Faculty and Students Struggle to Recover From Last Year’s Layoffs

By Renée Bartlett-Webber


City College’s Broadcast Electronic Media Arts (BEMA) is one of the 18 departments that had layoffs last year and its faculty are struggling to sustain certificate offerings. This challenge is not unique to BEMA but the department illustrates the extensive repercussions from the loss of educators. BEMA department Chair Dana Jae Labrecque voiced concerns about her ability to even continue the program in the Jan. 26th board meeting. Since then, she gained the bare minimum requirements that will help push her programs forward, but her work is far from over. 

The Board of Trustees approved layoffs of 50 full-time equivalent faculty in February 2022 that would take effect in May the same year. Before members voted, they discussed potential ramifications with Chancellor David Martin. “I do not believe that any of these layoffs would directly impact the ability of any of our students to obtain or achieve their academic goals or certificates,” he said. He also said that there would be options to bring back faculty if there was an unforeseen windfall after the decision. 

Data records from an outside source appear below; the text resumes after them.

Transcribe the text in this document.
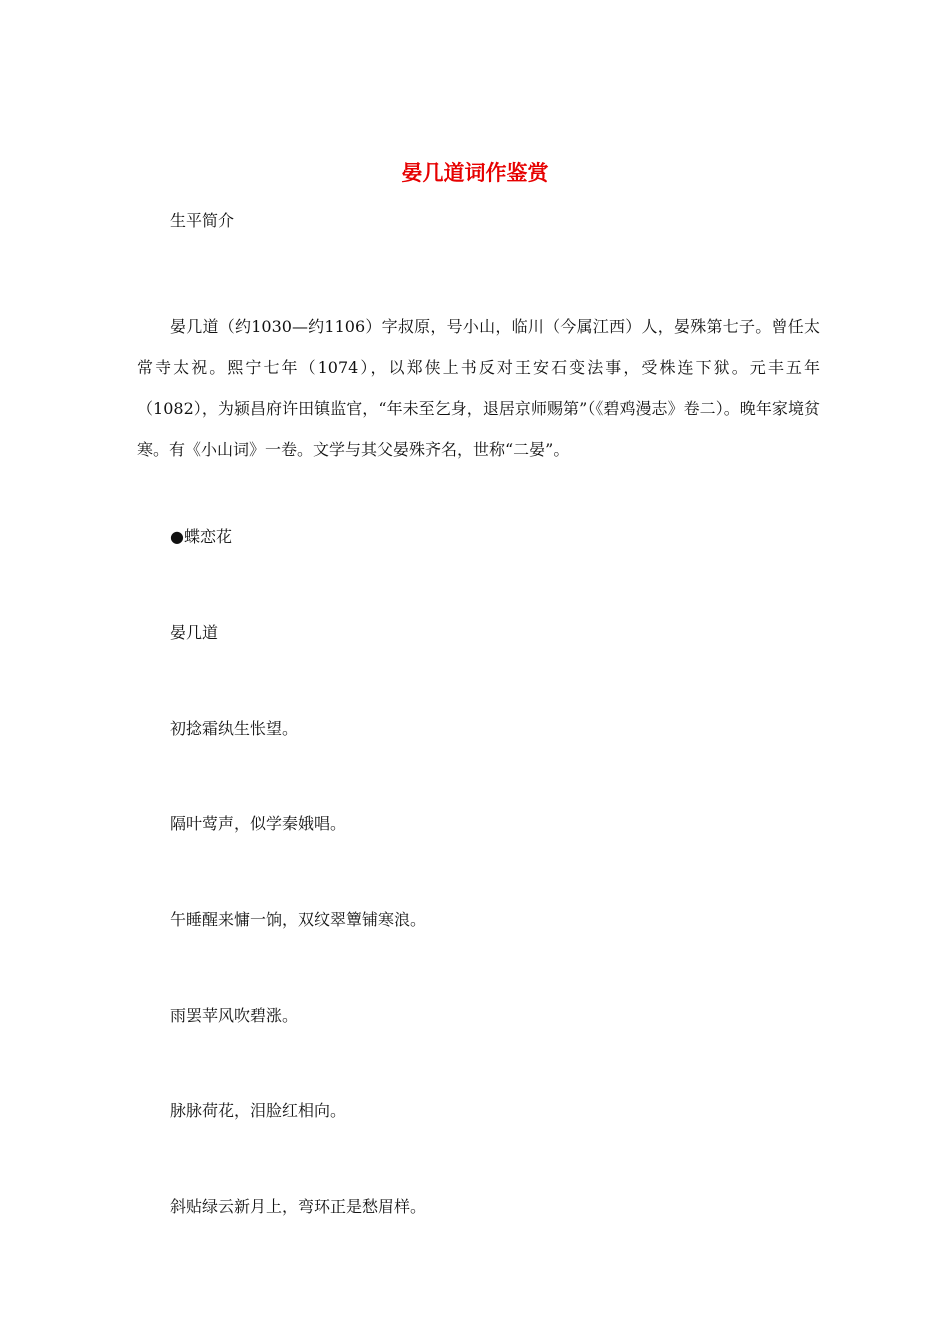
晏几道词作鉴赏

生平简介

晏几道（约1030—约1106）字叔原，号小山，临川（今属江西）人，晏殊第七子。曾任太常寺太祝。熙宁七年（1074），以郑侠上书反对王安石变法事，受株连下狱。元丰五年（1082），为颍昌府许田镇监官，“年未至乞身，退居京师赐第”（《碧鸡漫志》卷二）。晚年家境贫寒。有《小山词》一卷。文学与其父晏殊齐名，世称“二晏”。

●蝶恋花

晏几道

初捻霜纨生怅望。

隔叶莺声，似学秦娥唱。

午睡醒来慵一饷，双纹翠簟铺寒浪。

雨罢苹风吹碧涨。

脉脉荷花，泪脸红相向。

斜贴绿云新月上，弯环正是愁眉样。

Labrecque, like many other educators, continued scheduling her classes as budgeted. “But on the last day of school in spring 2022,” she said, “ the chancellor called an emergency meeting where he said that you will not be able to bring back your full-time faculty for 39 months.” She said that the chancellor formed this rule to avoid lawsuits from laid-off faculty, as advised by his lawyer. “It’s like burning your house down to prevent thievery!” Labrecque is advocating that the board have a chance to vote on this 39-month hiring limitation.

Chancellor Martin did not respond to The Guardsman’s request for comment before the deadline of this publication.

With only four of eight faculty members remaining in her department, Labrecque “spent the whole summer” cutting her course offerings, slashing the certificate requirements, and petitioning the administration for more faculty hours and teachers. Only one beginner studio class remains this semester and the studio is overcrowded with 1.5 times the ideal capacity. “I never thought I’d be sitting here cutting the programs I’ve been developing for 22 years.” 

BEMA student Casey Hudson had quit their job to start the live sound certificate program and they need the beginner livesound class as part of the requirement. “[Labrecque] taught it in spring of 2022 but I didn’t have the prereqs yet. And then she’s not able to teach it again until spring of 2024… Without experience I don’t feel like I can really get a live sound job. So, I’m really stuck helping people for free for a long time.” 

“We could sign up for our classes like normal, and then over the summer, all of a sudden most of my classes were dropped,” said student Maura Cotter. Some courses were added back after she sent a letter to the board, but she had to stay an extra semester to finish her certificate. 

Labrecque has fought for concessions on behalf of her program and as of Feb. 17, the BEMA department had granted her minimum request of three additional weekly teaching hours. But this is only the first of many administrative steps required to bring back the classes she believes her students need. “I do see a little light at the end of the tunnel because I got the minimum I asked for. Now I have to figure out how to step down as chair.”

BEMA is one example of a department that has had to severely cut class offerings and as a result, left students struggling to complete  their certificates. Hudson said that whoever is making the decisions at the college “doesn’t realize what an asset they have in the BEMA department and Dana. She has made this incredible program and it wouldn’t be that program without her, but they’re burning her out!”